You will glimpse Frankenstein’s Monster, the Wolf Man, and Dracula (if at all) only in the House of Horrors. On the one hand, these monsters may seem old-fashioned to today’s horror, but let’s not forget: Universal has a remake of THE WOLF MAN in the works. Wouldn’t it make sense to promote the film with its own maze at the haunt, or at least have a werewolf prowling the woods of the back lot (I’m sure there’s enough turf there to accommodate lycanthropes and hockey-mask-wearing maniacs).

On the plus side, the back lot tram did feature a brief glimpse of the WOLF MAN remake, and it looks fascinating – reminiscent of the original but with a contemporary touch.

There may be practical reasons why Universal didn’t feature the Wolf Man this Halloween, but his absence the studio’s disappointing tendency to overlook their classic horror legacy in favor of emphasizing trendy flavors of the month. Sure, THE STRANGERS was a sleeper hit, but was it really such a blockbuster that we need to see the characters in the House of Horrors?

Dancing girl heats up entrance to HHN.

It may seem odd to complain about masked maniacs being utilized for a holiday that features masks and makeup, but the true Halloween spirit involves ghoulies and ghosties – witches, black cats, and skeletons. This traditional element tends to be sorely lacking in many modern Halloween haunts. There is no shortage of killer klowns, slaughterhouses, asylums, etc, but far too few graveyards, castles, and witches’ covens.

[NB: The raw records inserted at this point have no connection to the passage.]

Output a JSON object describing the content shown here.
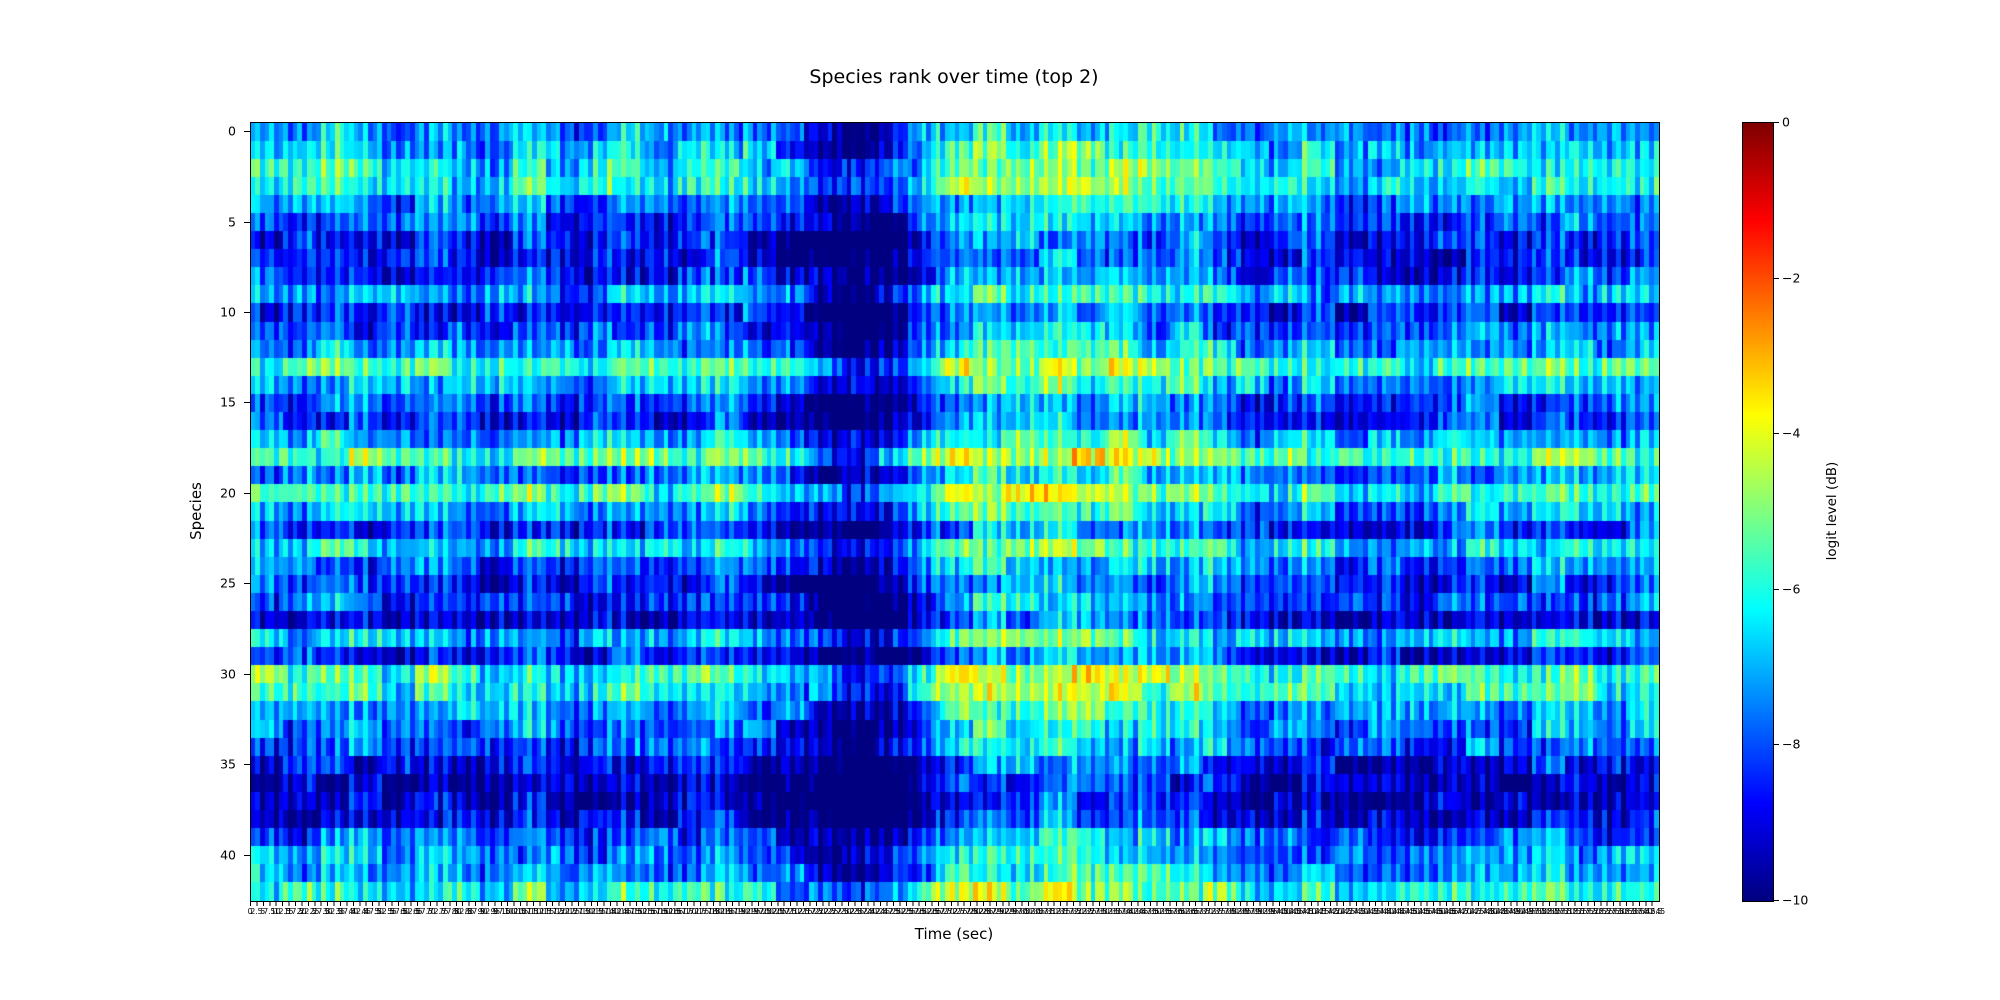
{
  "chart_data": {
    "type": "heatmap",
    "title": "Species rank over time (top 2)",
    "xlabel": "Time (sec)",
    "ylabel": "Species",
    "colorbar_label": "logit level (dB)",
    "colormap": "jet",
    "value_range_db": [
      -10,
      0
    ],
    "colorbar_tick_values": [
      0,
      -2,
      -4,
      -6,
      -8,
      -10
    ],
    "colorbar_tick_labels": [
      "0",
      "−2",
      "−4",
      "−6",
      "−8",
      "−10"
    ],
    "y_tick_values": [
      0,
      5,
      10,
      15,
      20,
      25,
      30,
      35,
      40
    ],
    "y_tick_labels": [
      "0",
      "5",
      "10",
      "15",
      "20",
      "25",
      "30",
      "35",
      "40"
    ],
    "n_species": 43,
    "x_tick_start": 0,
    "x_tick_step": 2.5,
    "x_tick_end": 545,
    "n_cols": 300,
    "row_mean_db": [
      -7.2,
      -6.8,
      -6.2,
      -6.0,
      -7.5,
      -7.8,
      -8.6,
      -8.8,
      -8.2,
      -7.0,
      -8.4,
      -8.0,
      -7.2,
      -5.6,
      -7.0,
      -8.0,
      -8.4,
      -6.8,
      -5.4,
      -7.4,
      -5.6,
      -7.0,
      -8.4,
      -6.4,
      -7.8,
      -8.4,
      -8.0,
      -8.8,
      -6.8,
      -8.4,
      -5.6,
      -6.0,
      -7.0,
      -7.4,
      -7.8,
      -8.8,
      -9.4,
      -9.3,
      -9.0,
      -7.8,
      -7.4,
      -7.0,
      -6.0
    ],
    "col_profile": {
      "pos": [
        0.0,
        0.03,
        0.06,
        0.1,
        0.13,
        0.17,
        0.2,
        0.23,
        0.26,
        0.3,
        0.33,
        0.36,
        0.4,
        0.42,
        0.45,
        0.47,
        0.49,
        0.52,
        0.55,
        0.58,
        0.6,
        0.62,
        0.65,
        0.67,
        0.69,
        0.72,
        0.75,
        0.78,
        0.81,
        0.84,
        0.87,
        0.9,
        0.93,
        0.96,
        1.0
      ],
      "offset_db": [
        0.3,
        -0.3,
        0.5,
        -0.5,
        0.3,
        -0.8,
        0.4,
        -0.9,
        0.2,
        -0.5,
        0.6,
        -0.4,
        -1.6,
        -2.6,
        -2.2,
        -1.0,
        0.6,
        1.5,
        1.1,
        1.8,
        1.0,
        1.5,
        0.5,
        1.4,
        0.3,
        -0.5,
        0.2,
        -0.8,
        -0.2,
        -0.6,
        0.3,
        -0.4,
        0.5,
        -0.2,
        0.4
      ]
    },
    "stripe": {
      "period_cols": 2.9,
      "amplitude_db": 0.7
    },
    "block_size_cols": 7,
    "block_noise_db": 0.8,
    "noise_amplitude_db": 0.6,
    "seed": 42
  }
}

Universal is far from the worst offender in this regard. Their House of Horrors is a perfect fit for the Halloween season, and it makes sense to offer a little variety in the form the the Elm Street, Friday the 13th, and Chainsaw mazes. But the studio that produced DRACULA, FRANKENSTEIN, THE BLACK CAT, THE MUMMY, THE WOLF MAN and so many others could certainly manage to resurrect few more classic movie monsters for the October season.